Britain First claimed in a Facebook post that "3,000 patriots have confirmed attendance", but estimates of the size of their crowd range from 100 to 250.
Several arrests on Whitehall as demonstrators clash pic.twitter.com/wOQ7ZFKiqf— EJ Ward (@EJWrites1) April 1, 2017
The march was called in the aftermath of last week's Westminster terror attacks, where Khalid Masood killed four people and left dozens injured.
A counter-protest has been organised by anti-racist group Unite Against Fascism, who said in a statement:
"Both groups are notorious Islamophobes whose concern is not with the victims or their relatives, but only lie in racism."
Police issued two Public Order Acts in an attempt to avoid clashes between the protesters, and keep each march to its designated route.

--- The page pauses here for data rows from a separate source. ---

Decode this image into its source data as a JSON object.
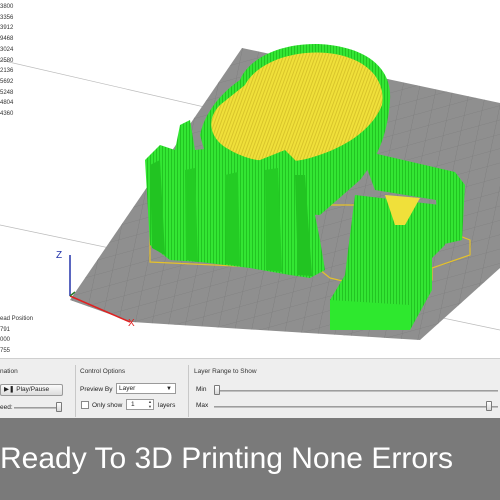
{
  "stats": {
    "lines": [
      "3800",
      "3356",
      "3912",
      "9468",
      "3024",
      "2580",
      "2136",
      "5692",
      "5248",
      "4804",
      "4360"
    ]
  },
  "head_position": {
    "title": "ead Position",
    "values": [
      "791",
      "000",
      "755"
    ]
  },
  "controls": {
    "animation": {
      "label": "nation",
      "play_pause_label": "Play/Pause",
      "speed_label": "eed:",
      "speed_level": 1.0
    },
    "control_options": {
      "label": "Control Options",
      "preview_by_label": "Preview By",
      "preview_by_value": "Layer",
      "only_show_label": "Only show",
      "only_show_checked": false,
      "only_show_value": "1",
      "layers_label": "layers"
    },
    "layer_range": {
      "label": "Layer Range to Show",
      "min_label": "Min",
      "max_label": "Max",
      "min_level": 0.0,
      "max_level": 0.98
    }
  },
  "banner": {
    "text": "Ready To 3D Printing None Errors"
  },
  "colors": {
    "bed": "#8f8f8f",
    "model_green": "#2ee82e",
    "model_green_dark": "#1fb81f",
    "model_yellow": "#f2e23a",
    "axis_x": "#e02020",
    "axis_y": "#2a7a2a",
    "axis_z": "#2233aa",
    "banner_bg": "#7a7a7a"
  }
}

Despite these precautions, confrontations between the far-right groups and the rival march could not be avoided.
As of 4pm Saturday, 14 arrests for "various offences" have been made.
As of 1600 hours officers deployed to the protests in #Westminster today have made 14 arrests for various offences.— MPS Events (@MetPoliceEvents) April 1, 2017
Chief Superintendent Catherine Roper said:
"The right to protest is a fundamental right in our democratic society, but this right must be balanced against the right of people to go about their day without fear of violence, disorder or disruption.
"Experience has shown us that when groups with conflicting views come together it can create tension and disorder."
Police are searching Protesters and removing face coverings on Great Scotland Yard pic.twitter.com/adT9WILlTj— EJ Ward (@EJWrites1) April 1, 2017
What we have had to carefully consider is how to balance the right to protest with the negative impact on our communities and potential violence and disorder that may have resulted from these protests."
Tommy Robinson, the former leader of the English Defence League, was escorted through the streets by police on his way to the rally, after he was confronted by anti-fascist protesters.
Sally Dhabu, the UAF Joint Secretary, said: "While the turnout by fascists today was pathetic, we must remember the threat they currently pose in Britain is not in numbers, but in their attempt to whip up fear, hatred, division and violence."